Monday, July 2, 2012

G&P Review: Tragedy

Darker Days Ahead
Darker Days Ahead finds Tragedy in that awkward adolescent stage, something akin to Neurosis' transition 20 years ago from generic crust punk band to Lords of the Cosmos and All Time. Time will tell whether Tragedy's metamorphosis will be as fruitful, but Darker Days Ahead represents that acne-spotted, cracking-voiced phase everyone was so eager to leave behind.
It also continues the transition from high voltage punk toward something more sprawling and atmospheric. I thought Nerve Damage suffered from a dearth of urgency, but Darker Days Ahead is almost comatose instead. Rather than tight d-beat punk jams, this outing Tragedy spin out a series of lengthy (four to five minute) songs played through a cough syrup haze. "The Grim Infinite" sounds like Bolt Thrower played on a Walkman with dying batteries (and couldn't you just see that song title slotting nicely on War Master?).
Where previously Tragedy broke up their albums with acoustic or more ambient interludes, for their fourth album they've stretched those lulls out into full songs, turning in 40 minutes of music that teases -- but never achieves -- a cathartic crescendo. The title track comes closest to catharsis, melding the biker odes of Amebix with the gutter glam of Anti Cimex. But every time Tragedy seem on the verge of an explosive bout of fury, they pull back and sulk off in a resigned depression rather than rattling at their cage. The suffocating production does the album no favors either. Billy Anderson does to Darker Days Ahead pretty much what he did to Sounds of the Animal Kingdom, only stonier.
Ultimately, Darker Days Ahead is a frustrating listening experience. It's not the logical extension of their early d-beaten fare and they haven't evolved far enough beyond their roots to truly let their melodicism take center stage either. Instead we're left with an awkward transitional fossil that hasn't crawled beyond their roots but has yet to grow into its full potential either.


Perpetual Strife said...

Agree 100% I expected awesome bouts of aggression and energy to explode from the pummeling slag they that sounds like an Amebix 45 played at 33rpm.Instead it just slunked around and went no where.

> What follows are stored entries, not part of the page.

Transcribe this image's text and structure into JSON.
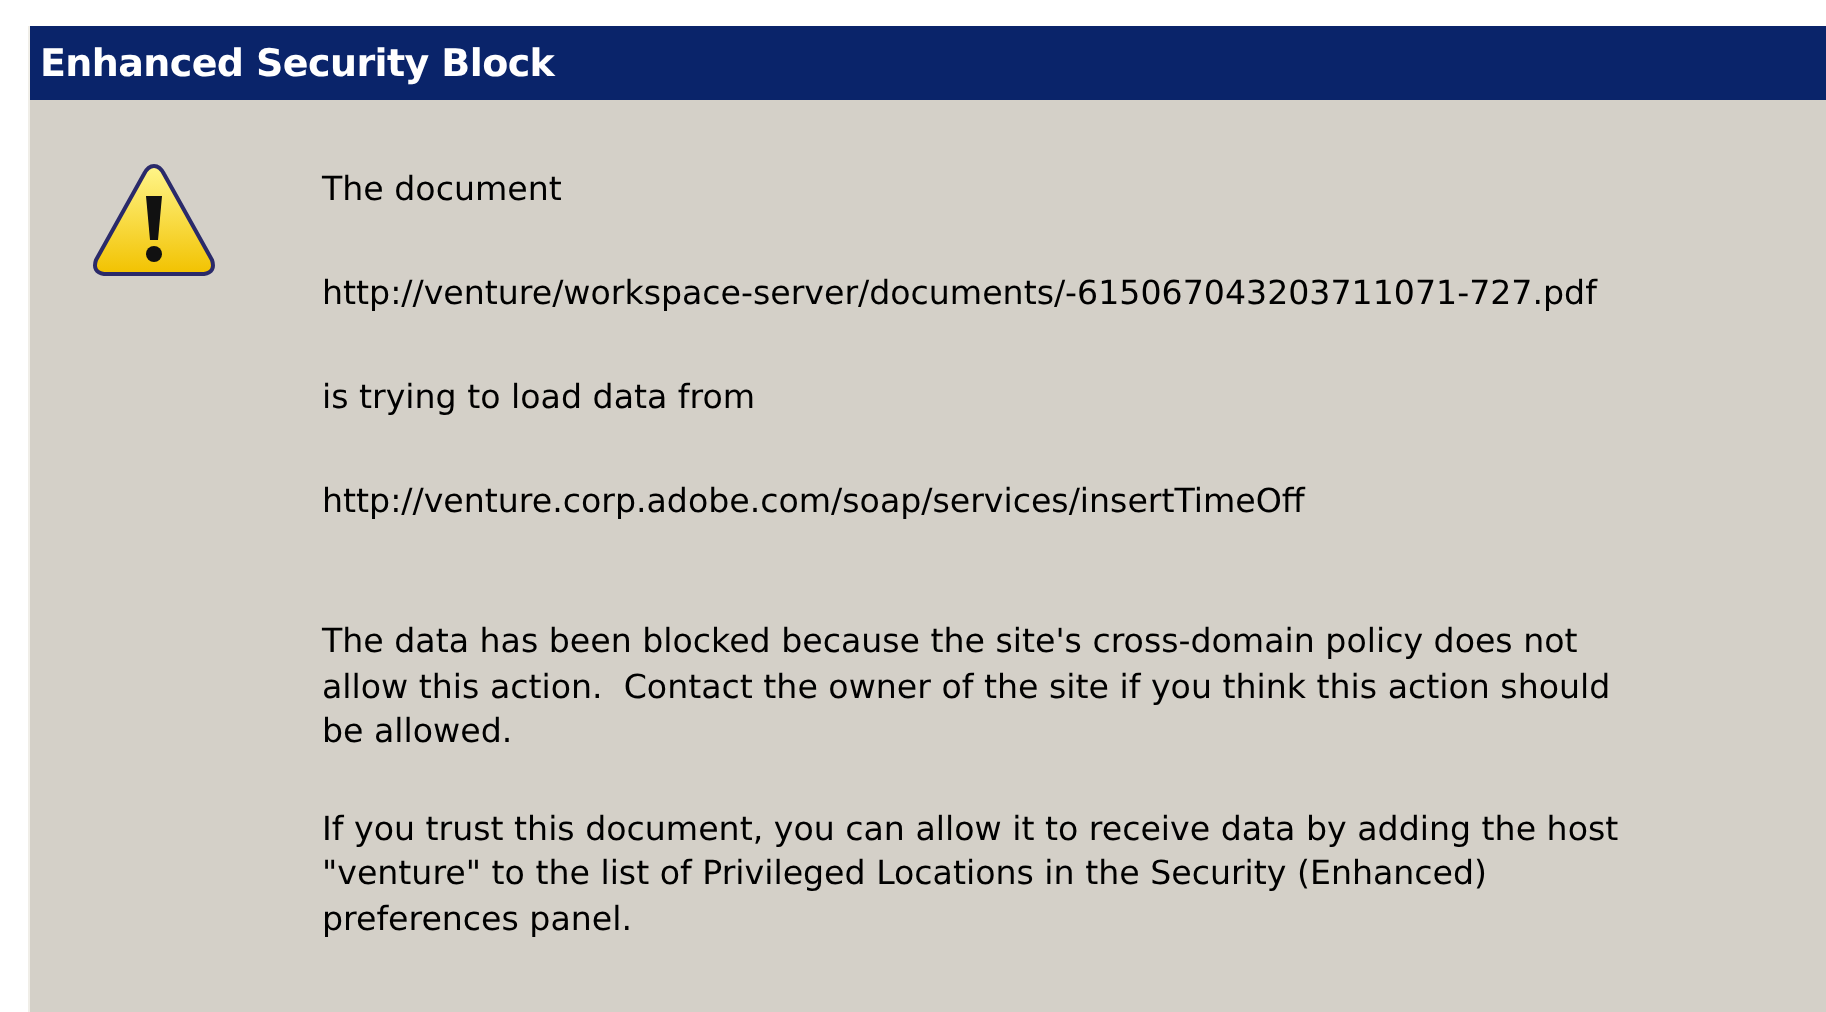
{
  "window": {
    "title": "Enhanced Security Block"
  },
  "messages": [
    {
      "kind": "short",
      "text": "The document"
    },
    {
      "kind": "short",
      "text": "http://venture/workspace-server/documents/-615067043203711071-727.pdf"
    },
    {
      "kind": "short",
      "text": "is trying to load data from"
    },
    {
      "kind": "short",
      "text": "http://venture.corp.adobe.com/soap/services/insertTimeOff"
    },
    {
      "kind": "paragraph",
      "text": "The data has been blocked because the site's cross-domain policy does not\nallow this action.  Contact the owner of the site if you think this action should\nbe allowed."
    },
    {
      "kind": "paragraph",
      "text": "If you trust this document, you can allow it to receive data by adding the host\n\"venture\" to the list of Privileged Locations in the Security (Enhanced)\npreferences panel."
    }
  ]
}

I worry if they're just another casuality to "let's pretend to be Entombed." like Magrudergrind's s/t, Nails and others.

Anonymous said...

Darker days ahead is a great album in my opinion.It might not d-beat but who cares!The melodies are classic tragedy material and the atmosphere fits perfect.I also dont get why there are people like you bashing Nerve damage which is an excellent record.

Andrew Childers said...

vengeance was an amazing album, the perfect blend of aggression and melody. i've felt the the last couple of tragedy records have been a step back. something about the production of nerve damage felt stifled. some really great songs ("incendiary") but they were missing the energy of vengeance. i think tragedy is trying to grow into something pretty awesome, but darker days ahead just isn't there yet. but i'm very curious to see what happens next.